Dances with Schnitzel

Recently I made the mistake of taking my friends to the opera. The production -- a rather surreal interpretation of Mozart's The Magic Flute -- was actually well sung, the soprano more than capable of blowing off the roof. And the humor in the story was deftly handled. But the second-to-last row in the balcony is a long way from the stage, and we were doomed to it. Combined with a lack of opera glasses, this greatly lessened the visuals: costumes, sets, body and facial expressions -- all those things that contribute to the emotional impact of a work, reminding me of why one should only view the opera from the front row. My companions, first-time (and last-time) operagoers, agreed. Seduced by the steamy auditorium rather than by Mozart's stately complexities, we were all asleep by intermission.

Aside from the random luck of inexpensive seats, I take full responsibility for my friends' failure to appreciate so beautiful an art form. For novices a logical initiation might have been La Traviata -- the purity of Italian vowels, the melodic grandeur, and most important, the shorter, more manageable acts. Stupidly, because I've always loved the flirtatious duel between flute and voice, as well as the harmonic triads of The Magic Flute, I insisted: We would see a German-language opera. All three laborious hours of it.

What's unforgivable, it seems, is that I never learn from my mistakes. I took the same party to Movies, a German cafe on Biscayne Boulevard, for what we thought would be a reasonably authentic meal of average duration. But despite the vaunted German reputation for efficiency, the service was so slow we were snoring by the time the entrees arrived. Unlike the plot of Mozart's musical drama, though, this one doesn't even have a happy ending.

Obviously low budget, Movies is a wonderful, campy wreck of a place. Curtains of black and white lace drape the windows like mantillas. The tablecloths, layered three deep, can't conceal the cheap table-and-chair kitchen sets, the kind you see at yard sales next to the corduroy couches. Paper-lace doilies serve as place mats; a mirror acts as a vanity tray centerpiece, reflecting the salt and pepper shakers (and perhaps the desperate hunger of the diners).

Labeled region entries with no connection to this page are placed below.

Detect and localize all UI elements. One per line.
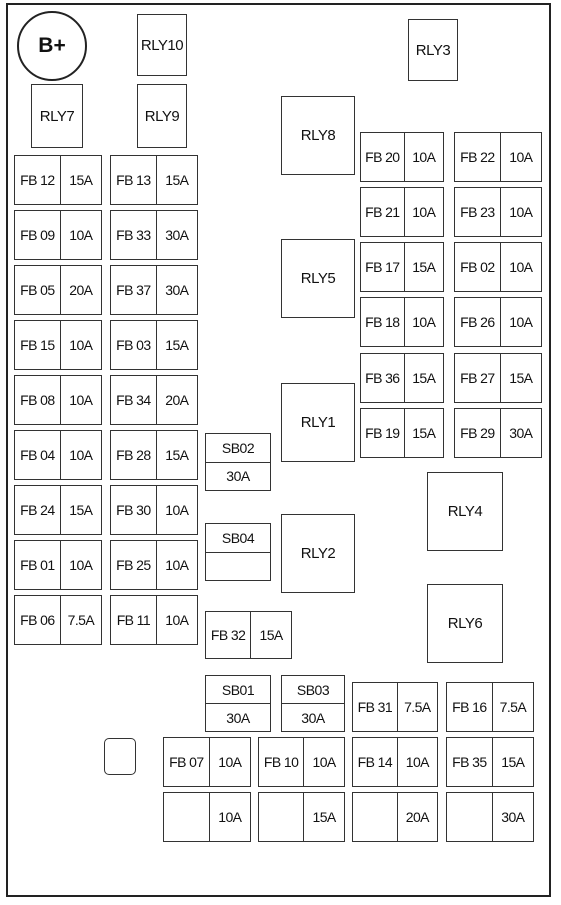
fuse-rating: 20A [165, 392, 189, 408]
slow-blow-name: SB02 [206, 434, 270, 463]
spare-fuse-1 [163, 792, 251, 842]
fuse-fb12 [14, 155, 102, 205]
fuse-rating: 7.5A [499, 699, 527, 715]
spare-fuse-slot [353, 793, 398, 841]
fuse-rating: 15A [412, 259, 436, 275]
fuse-rating: 10A [69, 447, 93, 463]
fuse-fb06 [14, 595, 102, 645]
fuse-fb24 [14, 485, 102, 535]
fuse-rating: 30A [165, 282, 189, 298]
fuse-fb25 [110, 540, 198, 590]
fuse-name: FB 28 [111, 431, 157, 479]
relay-label: RLY8 [300, 127, 336, 144]
fuse-rating: 10A [69, 337, 93, 353]
fuse-name: FB 31 [353, 683, 398, 731]
fuse-name: FB 07 [164, 738, 210, 786]
relay-rly8 [281, 96, 355, 175]
fuse-fb15 [14, 320, 102, 370]
fuse-rating: 15A [165, 172, 189, 188]
fuse-rating: 7.5A [404, 699, 431, 715]
fuse-name: FB 33 [111, 211, 157, 259]
fuse-fb23 [454, 187, 542, 237]
fuse-fb16 [446, 682, 534, 732]
fuse-name: FB 13 [111, 156, 157, 204]
fuse-rating: 15A [165, 337, 189, 353]
fuse-name: FB 11 [111, 596, 157, 644]
fuse-name: FB 16 [447, 683, 493, 731]
fuse-name: FB 29 [455, 409, 501, 457]
fuse-fb30 [110, 485, 198, 535]
fuse-fb33 [110, 210, 198, 260]
spare-fuse-4 [446, 792, 534, 842]
fuse-name: FB 06 [15, 596, 61, 644]
fuse-name: FB 34 [111, 376, 157, 424]
fuse-rating: 10A [412, 204, 436, 220]
fuse-rating: 15A [69, 172, 93, 188]
relay-label: RLY9 [144, 107, 180, 125]
fuse-fb04 [14, 430, 102, 480]
relay-label: RLY1 [300, 414, 336, 431]
fuse-name: FB 19 [361, 409, 405, 457]
slow-blow-sb03 [281, 675, 345, 732]
fuse-rating: 7.5A [67, 612, 95, 628]
fuse-fb20 [360, 132, 444, 182]
fuse-name: FB 08 [15, 376, 61, 424]
fuse-name: FB 04 [15, 431, 61, 479]
fuse-name: FB 30 [111, 486, 157, 534]
slow-blow-rating [206, 553, 270, 581]
slow-blow-name: SB01 [206, 676, 270, 704]
fuse-name: FB 27 [455, 354, 501, 402]
spare-fuse-slot [447, 793, 493, 841]
slow-blow-name: SB04 [206, 524, 270, 553]
slow-blow-sb01 [205, 675, 271, 732]
battery-terminal-b-plus [17, 11, 87, 81]
fuse-fb05 [14, 265, 102, 315]
fuse-rating: 15A [69, 502, 93, 518]
relay-label: RLY4 [447, 503, 483, 520]
fuse-rating: 10A [165, 502, 189, 518]
fuse-fb10 [258, 737, 345, 787]
fuse-name: FB 05 [15, 266, 61, 314]
fuse-rating: 10A [509, 204, 533, 220]
fuse-rating: 30A [509, 425, 533, 441]
fuse-fb29 [454, 408, 542, 458]
fuse-rating: 10A [509, 149, 533, 165]
relay-rly7 [31, 84, 83, 148]
fuse-fb13 [110, 155, 198, 205]
fuse-fb07 [163, 737, 251, 787]
relay-label: RLY3 [415, 41, 451, 59]
fuse-rating: 15A [259, 627, 283, 643]
fuse-rating: 15A [165, 447, 189, 463]
fuse-rating: 10A [165, 557, 189, 573]
relay-rly5 [281, 239, 355, 318]
slow-blow-name: SB03 [282, 676, 344, 704]
fuse-fb17 [360, 242, 444, 292]
relay-label: RLY5 [300, 270, 336, 287]
fuse-fb36 [360, 353, 444, 403]
fuse-name: FB 09 [15, 211, 61, 259]
fuse-fb35 [446, 737, 534, 787]
fuse-rating: 10A [218, 809, 242, 825]
relay-rly10 [137, 14, 187, 76]
spare-fuse-2 [258, 792, 345, 842]
fuse-name: FB 25 [111, 541, 157, 589]
fuse-name: FB 22 [455, 133, 501, 181]
relay-label: RLY7 [39, 107, 75, 125]
fuse-fb31 [352, 682, 438, 732]
fuse-rating: 20A [69, 282, 93, 298]
fuse-fb26 [454, 297, 542, 347]
fuse-fb34 [110, 375, 198, 425]
fuse-rating: 15A [312, 809, 336, 825]
fuse-name: FB 24 [15, 486, 61, 534]
fuse-rating: 10A [509, 259, 533, 275]
fuse-fb09 [14, 210, 102, 260]
fuse-rating: 15A [412, 425, 436, 441]
relay-label: RLY10 [140, 36, 184, 54]
relay-rly1 [281, 383, 355, 462]
fuse-fb01 [14, 540, 102, 590]
fuse-rating: 20A [405, 809, 429, 825]
fuse-fb21 [360, 187, 444, 237]
fuse-fb37 [110, 265, 198, 315]
fuse-fb11 [110, 595, 198, 645]
slow-blow-sb02 [205, 433, 271, 491]
fuse-rating: 15A [501, 754, 525, 770]
fuse-name: FB 35 [447, 738, 493, 786]
fuse-name: FB 26 [455, 298, 501, 346]
fuse-name: FB 03 [111, 321, 157, 369]
fuse-fb18 [360, 297, 444, 347]
fuse-rating: 15A [412, 370, 436, 386]
fuse-name: FB 14 [353, 738, 398, 786]
fuse-name: FB 36 [361, 354, 405, 402]
fuse-fb28 [110, 430, 198, 480]
fuse-name: FB 01 [15, 541, 61, 589]
fuse-fb27 [454, 353, 542, 403]
small-square-socket [104, 738, 136, 775]
fuse-rating: 10A [218, 754, 242, 770]
slow-blow-rating: 30A [226, 468, 250, 485]
fuse-name: FB 10 [259, 738, 304, 786]
fuse-fb08 [14, 375, 102, 425]
fuse-rating: 30A [501, 809, 525, 825]
fuse-name: FB 12 [15, 156, 61, 204]
fuse-rating: 15A [509, 370, 533, 386]
fuse-rating: 30A [165, 227, 189, 243]
relay-rly3 [408, 19, 458, 81]
relay-rly2 [281, 514, 355, 593]
fuse-rating: 10A [405, 754, 429, 770]
relay-label: RLY6 [447, 615, 483, 632]
fuse-fb02 [454, 242, 542, 292]
spare-fuse-3 [352, 792, 438, 842]
fuse-rating: 10A [69, 227, 93, 243]
fuse-name: FB 18 [361, 298, 405, 346]
fuse-fb22 [454, 132, 542, 182]
relay-rly4 [427, 472, 503, 551]
fuse-name: FB 02 [455, 243, 501, 291]
fuse-fb03 [110, 320, 198, 370]
fuse-fb19 [360, 408, 444, 458]
slow-blow-rating: 30A [301, 709, 325, 726]
fuse-rating: 10A [69, 557, 93, 573]
fuse-rating: 10A [69, 392, 93, 408]
relay-rly9 [137, 84, 187, 148]
fuse-rating: 10A [312, 754, 336, 770]
fuse-name: FB 37 [111, 266, 157, 314]
fuse-name: FB 20 [361, 133, 405, 181]
fuse-rating: 10A [509, 314, 533, 330]
fuse-name: FB 15 [15, 321, 61, 369]
spare-fuse-slot [164, 793, 210, 841]
slow-blow-sb04 [205, 523, 271, 581]
relay-label: RLY2 [300, 545, 336, 562]
fuse-rating: 10A [412, 314, 436, 330]
fuse-name: FB 21 [361, 188, 405, 236]
fuse-fb32 [205, 611, 292, 659]
fuse-fb14 [352, 737, 438, 787]
slow-blow-rating: 30A [226, 709, 250, 726]
relay-rly6 [427, 584, 503, 663]
fuse-rating: 10A [412, 149, 436, 165]
fuse-name: FB 32 [206, 612, 251, 658]
fuse-rating: 10A [165, 612, 189, 628]
fuse-name: FB 23 [455, 188, 501, 236]
terminal-label: B+ [38, 34, 66, 57]
spare-fuse-slot [259, 793, 304, 841]
fuse-name: FB 17 [361, 243, 405, 291]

The ceiling is done primarily in gold foil with white tulle and Christmas tinsel trim. Metallic red hearts, Mardi gras beads, countless fist-size gold balls, and scarlet papier-mÉche mobiles (to name a few items) dangle from the lame draping the ceiling in glittery profusion. It's as if a party store exploded during its post-holiday sale, when tinsel goes for a buck a bag. The effect is nearly overwhelming. This decorator not only had a budget, he had a vision, terrible and tacky.

And indeed, what better way to frame the restaurant's theme photos of Tinseltown's finest fakes? From autographed prints to what seemed like People magazine rip-outs, photos garnish the walls and columns A from James Dean to Julia Roberts. Fortunately some relative unknowns also hang around, the guesswork providing a diversion while you wait...and wait...for your dinner.

Normally this interval between ordering and eating would be a Heineken moment. But Movies, open since January 7, still awaits a liquor license. Those in the know drink from their own brown-bagged bottles. Those in oblivion drink diet Coke.

We began our two-and-half-hour marathon entirely sober, and with a soup course. Onion soup "Munich gratine" was potent if a bit undercooked; the onions, chopped rather than sliced, were slightly crunchy. A tomato cream soup is also offered. I sampled the leberknodelsuppe, a beef bouillon with a beef liver dumpling. Leberknodel, ubiquitous in southern Germany, is apparently the subject of a vast and fascinating debate: are these dumplings relegated to soup, or can they exist on their own, in only the barest hint of broth to promote their flavor?

Having experienced the Movies version, I would say liver dumplings can certainly hold their own. My beef liver affair was as big as the world, and about as heavy; even Atlas would have had trouble handling this one. It sat in my broth the way a boulder would stopper a bathtub. Though this Bavarian favorite (traditionally prepared with a hint of chopped spleen mixed in with the beef liver, bread crumbs, and spices) is rumored to have brought rival nineteenth-century composers Anton Bruckner and Johannes Brahms to an understanding A they both adored the leberknodel. However, it did little for the talk at my table (but a lot for the jokes).

The next course, small salads served complimentary with dinner, were delivered by our host/server (one gentleman was working the entire room). Though the restaurant wasn't overly busy, he fumbled the dishes, bumbled the Cokes and the diet Cokes, and stumbled through his lines. Often his answers to our questions would be nonsensical, misunderstandings due to a German/English language barrier. Descriptions of food were beyond his capabilities; fortunately the menu is a fair translation. But he was earnest and friendly, and fascinated, for some reason, by the last name of my companion. "Can I get you something to drink, Mr. Einstein?" he would ask. Well, the rest of us are pretty thirsty, too. "How is your meal, Mr. Einstein?" and "Would you like dessert, Mr. Einstein?"